The surge in taxes and levies as a component of fuel prices is primarily a consequence of the rise in the landed cost of the commodity and the doubling of VAT two months ago.

In a comparison with the monthly pricing review from October 14 last year, the burden of taxes and levies has increased, with Sh64.14 per litre of super petrol (up from Sh64.14), Sh53.39 for each litre of diesel (up from Sh53.39), and Sh46.81 per litre of kerosene (up from Sh46.81).

The impact of these increased levies has been felt at the pumps, with diesel prices surging by Sh21.32 to reach Sh200.99 per litre in Nairobi in the latest price review. Super petrol prices also experienced a significant hike, rising by Sh13.96 to Sh211.64 per litre, while kerosene registered the highest increase of Sh33.13 per litre, reaching 202.61 effective as of Friday.

Despite public concern regarding the high fuel prices and the resultant effect on the cost of living, President William Ruto has reiterated the government’s stance, asserting that fuel is not overtaxed. This stance remains unchanged, even in the face of growing public discontent.

The taxes, many of which are assessed as percentages, contribute to the escalating final fuel prices as global crude oil costs rise. The primary taxes include excise tax, which is the largest tax per litre on fuel, and VAT. Other levies include road maintenance levy, petroleum development levy, import declaration fee, petroleum regulatory levy, railway development levy, anti-adulteration levy, and merchant shipping levy.

The doubling of VAT in July 2023 through the Finance Act has led to a surge in pump prices and increased tax collections for the KRA. This move was made in conjunction with the discontinuation of fuel stabilization efforts designed to cushion consumers.

While Parliament failed to adopt a report by its Finance committee in 2021 to reduce VAT on petroleum products from eight percent to four percent, the Treasury has historically resisted efforts by lawmakers to lower levies and taxes on fuel products, underscoring their crucial role in the KRA’s revenue generation.

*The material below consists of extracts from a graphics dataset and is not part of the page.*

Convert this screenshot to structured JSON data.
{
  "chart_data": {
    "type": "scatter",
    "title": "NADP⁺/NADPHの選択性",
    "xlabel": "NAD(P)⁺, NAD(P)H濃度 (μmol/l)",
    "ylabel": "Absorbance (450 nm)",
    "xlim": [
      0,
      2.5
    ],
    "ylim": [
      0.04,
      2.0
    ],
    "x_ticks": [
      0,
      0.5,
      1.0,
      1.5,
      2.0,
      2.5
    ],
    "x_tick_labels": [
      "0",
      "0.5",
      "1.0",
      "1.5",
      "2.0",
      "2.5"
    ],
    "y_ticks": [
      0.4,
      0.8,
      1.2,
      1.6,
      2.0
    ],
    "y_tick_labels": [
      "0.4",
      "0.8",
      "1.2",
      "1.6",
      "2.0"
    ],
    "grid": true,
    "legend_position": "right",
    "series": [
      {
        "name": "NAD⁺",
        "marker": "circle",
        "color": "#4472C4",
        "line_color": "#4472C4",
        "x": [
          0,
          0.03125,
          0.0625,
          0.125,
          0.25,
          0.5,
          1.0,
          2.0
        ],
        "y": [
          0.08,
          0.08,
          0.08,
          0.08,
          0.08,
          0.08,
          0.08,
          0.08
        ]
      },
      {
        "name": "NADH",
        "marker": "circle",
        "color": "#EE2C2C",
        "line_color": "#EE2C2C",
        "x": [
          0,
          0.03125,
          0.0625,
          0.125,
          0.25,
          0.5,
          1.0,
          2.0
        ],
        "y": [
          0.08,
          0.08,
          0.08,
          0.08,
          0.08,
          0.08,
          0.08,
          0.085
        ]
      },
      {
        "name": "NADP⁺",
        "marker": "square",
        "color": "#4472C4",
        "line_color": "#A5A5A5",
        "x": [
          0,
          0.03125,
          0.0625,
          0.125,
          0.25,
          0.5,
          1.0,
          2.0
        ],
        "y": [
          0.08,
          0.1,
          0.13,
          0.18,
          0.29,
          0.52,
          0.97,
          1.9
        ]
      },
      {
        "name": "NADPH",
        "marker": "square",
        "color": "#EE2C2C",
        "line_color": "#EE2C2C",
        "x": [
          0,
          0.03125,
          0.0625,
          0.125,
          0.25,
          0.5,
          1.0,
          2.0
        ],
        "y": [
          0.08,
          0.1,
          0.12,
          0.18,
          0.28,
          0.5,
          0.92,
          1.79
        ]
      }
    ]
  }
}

In light of these developments, the Treasury has announced that excise duty on fuel will be revised upwards by April next year, further burdening consumers. The move aligns with conditions set by the IMF under a financing deal and is intended to address the negative environmental effects associated with fossil fuel consumption, possibly through the introduction of a carbon tax or an increase in the excise tax on fossil fuels.

The escalating tax burden on fuel, coupled with global increases in crude oil prices and policy decisions, presents Kenyan consumers with continued challenges at the pump and in their daily lives.